Зельда: Я могу любить тебя, любить по-настоящему, так, чтобы моя любовь была для тебя подарком… (Смеется, поднимает голову.) Я могу стать для тебя «счастьем». Ведь я больше не больная, от которой никак не отделаться, я женщина, вроде бы даже красивая… Ты даже сможешь мной гордиться.

Поль (смеясь): Да я всегда тобой гордился.

Зельда (торопливо): Ты пойми!.. Я буду красивой, очень красивой — для тебя, я буду тебя смешить, знаешь, я ведь веселая… Я буду путешествовать с тобой, мы наделаем детишек — с тобой. Ты представляешь, Поль? Ребенок, наш с тобой ребенок… И мне надо будет следить только за его весом, за его молочными зубками, за его школьными отметками! Он будет беленький, как ты… Боже мой! Я живу, снова живу… (Потягивается.)

Поль (ласково): Ты все еще так себя боялась? Ты потому и бросила меня там? Ты боялась себя, себя свободную?

Зельда: Да, но я знала, что ты приедешь за мной. (Смеется.) Я всегда это знала. (Повернувшись к зеркалу.) Смотри. Странно: я вижу там свое лицо. Мое собственное лицо… И оно мне улыбается, Поль. Впервые за несколько лет мое лицо улыбается мне. Видишь, эти синие глаза напротив, у них взгляд умного человека, сознательный взгляд. И в нем не может вдруг всплыть ничего ужасного, ничего постыдного, что заставило бы меня отвернуться.

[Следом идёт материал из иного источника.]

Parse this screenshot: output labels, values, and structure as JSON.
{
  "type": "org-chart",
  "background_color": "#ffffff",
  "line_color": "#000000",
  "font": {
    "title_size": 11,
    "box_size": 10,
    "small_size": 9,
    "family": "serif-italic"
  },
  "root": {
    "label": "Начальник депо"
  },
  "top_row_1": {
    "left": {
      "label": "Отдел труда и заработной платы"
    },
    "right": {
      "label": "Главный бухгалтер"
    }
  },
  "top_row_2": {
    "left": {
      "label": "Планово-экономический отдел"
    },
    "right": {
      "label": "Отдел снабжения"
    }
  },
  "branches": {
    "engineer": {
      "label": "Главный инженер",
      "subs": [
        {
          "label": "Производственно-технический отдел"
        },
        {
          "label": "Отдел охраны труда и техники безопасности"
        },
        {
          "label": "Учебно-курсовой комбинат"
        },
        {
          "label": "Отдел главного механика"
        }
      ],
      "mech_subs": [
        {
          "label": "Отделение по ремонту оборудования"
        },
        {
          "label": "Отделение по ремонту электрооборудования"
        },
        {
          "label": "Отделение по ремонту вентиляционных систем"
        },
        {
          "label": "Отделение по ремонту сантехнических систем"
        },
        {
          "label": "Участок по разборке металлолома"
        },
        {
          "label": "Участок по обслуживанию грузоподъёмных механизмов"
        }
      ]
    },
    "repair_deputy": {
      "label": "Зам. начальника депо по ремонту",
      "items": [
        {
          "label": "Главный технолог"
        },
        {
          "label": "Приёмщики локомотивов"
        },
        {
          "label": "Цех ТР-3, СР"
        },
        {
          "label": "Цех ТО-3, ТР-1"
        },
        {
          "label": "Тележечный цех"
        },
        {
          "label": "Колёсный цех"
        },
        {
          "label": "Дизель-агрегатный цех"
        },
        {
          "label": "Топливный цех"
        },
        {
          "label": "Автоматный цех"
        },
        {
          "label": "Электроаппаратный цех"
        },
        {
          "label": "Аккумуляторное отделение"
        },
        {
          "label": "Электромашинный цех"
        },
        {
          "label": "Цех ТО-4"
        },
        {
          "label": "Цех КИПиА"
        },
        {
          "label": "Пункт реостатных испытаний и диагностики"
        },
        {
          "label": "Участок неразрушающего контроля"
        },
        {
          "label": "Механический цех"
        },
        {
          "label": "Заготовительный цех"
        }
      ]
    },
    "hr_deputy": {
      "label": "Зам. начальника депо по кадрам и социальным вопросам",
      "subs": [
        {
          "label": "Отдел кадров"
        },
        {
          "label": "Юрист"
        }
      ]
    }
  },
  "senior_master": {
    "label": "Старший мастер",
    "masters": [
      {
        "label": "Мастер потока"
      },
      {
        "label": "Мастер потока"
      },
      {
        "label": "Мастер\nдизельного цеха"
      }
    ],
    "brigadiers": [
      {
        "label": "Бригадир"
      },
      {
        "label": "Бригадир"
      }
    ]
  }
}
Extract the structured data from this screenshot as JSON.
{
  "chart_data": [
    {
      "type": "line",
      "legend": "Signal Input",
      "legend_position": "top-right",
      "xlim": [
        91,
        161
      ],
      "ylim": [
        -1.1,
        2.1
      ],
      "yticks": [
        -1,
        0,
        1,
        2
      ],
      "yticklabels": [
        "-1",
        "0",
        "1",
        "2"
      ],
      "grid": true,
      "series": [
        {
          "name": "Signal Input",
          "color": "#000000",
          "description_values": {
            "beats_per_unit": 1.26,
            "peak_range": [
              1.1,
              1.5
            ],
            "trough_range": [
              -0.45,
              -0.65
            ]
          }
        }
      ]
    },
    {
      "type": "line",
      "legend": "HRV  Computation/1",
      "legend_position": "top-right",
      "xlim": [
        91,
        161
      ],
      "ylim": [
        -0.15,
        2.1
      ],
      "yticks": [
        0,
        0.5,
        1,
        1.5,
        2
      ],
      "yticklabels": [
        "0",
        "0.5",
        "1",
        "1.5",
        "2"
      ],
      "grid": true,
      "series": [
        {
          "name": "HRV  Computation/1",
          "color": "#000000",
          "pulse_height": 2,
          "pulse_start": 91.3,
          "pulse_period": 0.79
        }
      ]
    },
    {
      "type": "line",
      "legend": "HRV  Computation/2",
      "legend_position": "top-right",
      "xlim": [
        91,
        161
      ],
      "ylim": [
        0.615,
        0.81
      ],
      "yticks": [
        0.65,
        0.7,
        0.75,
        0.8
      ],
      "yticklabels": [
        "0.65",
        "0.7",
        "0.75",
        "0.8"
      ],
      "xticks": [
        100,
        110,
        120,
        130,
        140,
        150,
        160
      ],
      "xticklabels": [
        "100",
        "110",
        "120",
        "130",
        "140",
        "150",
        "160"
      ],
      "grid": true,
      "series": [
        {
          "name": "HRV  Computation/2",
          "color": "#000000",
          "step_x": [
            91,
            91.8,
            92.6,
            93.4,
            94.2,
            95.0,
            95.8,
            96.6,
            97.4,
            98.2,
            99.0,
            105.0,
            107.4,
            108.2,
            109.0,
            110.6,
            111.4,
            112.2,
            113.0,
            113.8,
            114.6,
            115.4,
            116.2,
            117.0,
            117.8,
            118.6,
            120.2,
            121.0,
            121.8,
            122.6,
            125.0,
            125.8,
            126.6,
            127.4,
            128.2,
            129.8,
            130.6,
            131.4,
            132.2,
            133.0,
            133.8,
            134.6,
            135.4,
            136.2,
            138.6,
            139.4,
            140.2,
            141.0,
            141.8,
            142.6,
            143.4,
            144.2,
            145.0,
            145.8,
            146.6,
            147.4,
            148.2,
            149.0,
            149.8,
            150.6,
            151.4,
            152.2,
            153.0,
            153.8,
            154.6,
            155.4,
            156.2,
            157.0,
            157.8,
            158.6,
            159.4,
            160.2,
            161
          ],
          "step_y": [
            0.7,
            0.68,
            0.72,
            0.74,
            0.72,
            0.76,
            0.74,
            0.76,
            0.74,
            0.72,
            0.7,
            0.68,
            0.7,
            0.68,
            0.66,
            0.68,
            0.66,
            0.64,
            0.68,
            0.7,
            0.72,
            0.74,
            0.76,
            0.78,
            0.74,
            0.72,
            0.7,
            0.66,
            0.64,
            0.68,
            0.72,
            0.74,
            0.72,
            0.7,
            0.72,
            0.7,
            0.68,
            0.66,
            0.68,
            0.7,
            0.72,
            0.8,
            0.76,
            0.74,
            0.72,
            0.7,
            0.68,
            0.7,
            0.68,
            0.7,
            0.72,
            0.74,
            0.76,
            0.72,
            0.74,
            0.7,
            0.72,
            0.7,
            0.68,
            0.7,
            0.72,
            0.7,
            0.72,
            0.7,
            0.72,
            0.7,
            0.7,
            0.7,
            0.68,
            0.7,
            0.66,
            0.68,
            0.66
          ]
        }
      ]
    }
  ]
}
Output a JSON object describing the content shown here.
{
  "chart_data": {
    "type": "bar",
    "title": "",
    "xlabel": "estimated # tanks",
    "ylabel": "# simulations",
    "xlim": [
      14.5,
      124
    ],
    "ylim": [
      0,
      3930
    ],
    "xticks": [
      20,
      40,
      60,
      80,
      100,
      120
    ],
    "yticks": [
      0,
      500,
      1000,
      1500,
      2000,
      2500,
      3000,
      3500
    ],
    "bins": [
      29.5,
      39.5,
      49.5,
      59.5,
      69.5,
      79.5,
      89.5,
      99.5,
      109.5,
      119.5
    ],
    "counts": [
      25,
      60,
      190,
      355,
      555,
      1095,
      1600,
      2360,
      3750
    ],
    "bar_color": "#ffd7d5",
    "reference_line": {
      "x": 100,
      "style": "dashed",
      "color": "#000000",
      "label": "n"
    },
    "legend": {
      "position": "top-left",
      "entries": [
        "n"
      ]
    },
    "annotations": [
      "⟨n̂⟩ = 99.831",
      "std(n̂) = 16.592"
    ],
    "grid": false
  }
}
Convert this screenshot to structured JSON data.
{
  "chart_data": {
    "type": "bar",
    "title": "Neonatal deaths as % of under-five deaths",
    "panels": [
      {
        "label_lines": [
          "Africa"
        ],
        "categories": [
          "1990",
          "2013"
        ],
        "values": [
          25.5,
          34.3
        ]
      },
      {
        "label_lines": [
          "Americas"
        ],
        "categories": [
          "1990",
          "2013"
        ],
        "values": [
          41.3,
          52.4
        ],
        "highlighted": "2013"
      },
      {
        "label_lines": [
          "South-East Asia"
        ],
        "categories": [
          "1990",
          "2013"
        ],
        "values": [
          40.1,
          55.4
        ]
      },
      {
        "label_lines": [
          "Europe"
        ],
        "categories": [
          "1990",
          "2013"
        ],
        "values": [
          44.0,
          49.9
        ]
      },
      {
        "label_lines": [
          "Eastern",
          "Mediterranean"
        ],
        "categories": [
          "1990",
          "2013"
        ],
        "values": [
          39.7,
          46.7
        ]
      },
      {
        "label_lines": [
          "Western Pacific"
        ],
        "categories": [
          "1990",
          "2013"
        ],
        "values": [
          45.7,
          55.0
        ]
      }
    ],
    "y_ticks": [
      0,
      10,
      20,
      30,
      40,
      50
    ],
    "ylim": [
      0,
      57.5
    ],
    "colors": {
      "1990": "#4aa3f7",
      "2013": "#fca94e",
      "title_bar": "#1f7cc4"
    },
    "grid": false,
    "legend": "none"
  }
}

Понимаешь, Поль: я так долго смотрела на себя в зеркало украдкой, тайком, смотрела глазами, полными страха, даже жалости, если не презрения… (Прислоняется лбом к зеркалу. Пауза.) Оказывается, я зря боялась. Все эти дни, ночи, эти мгновения, особенно — мгновения, когда от страха, от ужаса перед самой собой я буквально складывалась пополам, когда ощущала себя грязной, старой, и эти мгновения были тоже зря. И вопросы, все эти вопросы, на которые не было ответов… Что такое я могла сделать? Что могла наговорить? Что такое я позволила себе, что меня заперли там, среди всех этих живых развалин? (Замолкает. Поль устремляется было к ней, потом отступает назад, когда она тихим голосом, внезапно окаменев от ужаса, продолжает.). Они сделали это со мной, они упекли меня туда, они отдали меня на растерзание себе самой, а потом поехали заниматься своими делами…

Поль: Не думай об этом, это неважно, этого нет.

Зельда (негодуя): А о чем еще мне думать, по-твоему? Ты сам, что ты делал бы на моем месте? Ушел бы с достоинством? Простил бы им все после трогательной сцены? Я не ты, Поль, я не знаю, откуда ты такой взялся, почему ты такой добрый и сколько еще ты сможешь оставаться таким. Я не ты, я это я, Зельда Ван Пеер, которая хорошо повеселилась на этой земле, которая громко смеялась на улицах и которую на три года посадили к сумасшедшим, посадили из-за денег. Слышишь, Поль?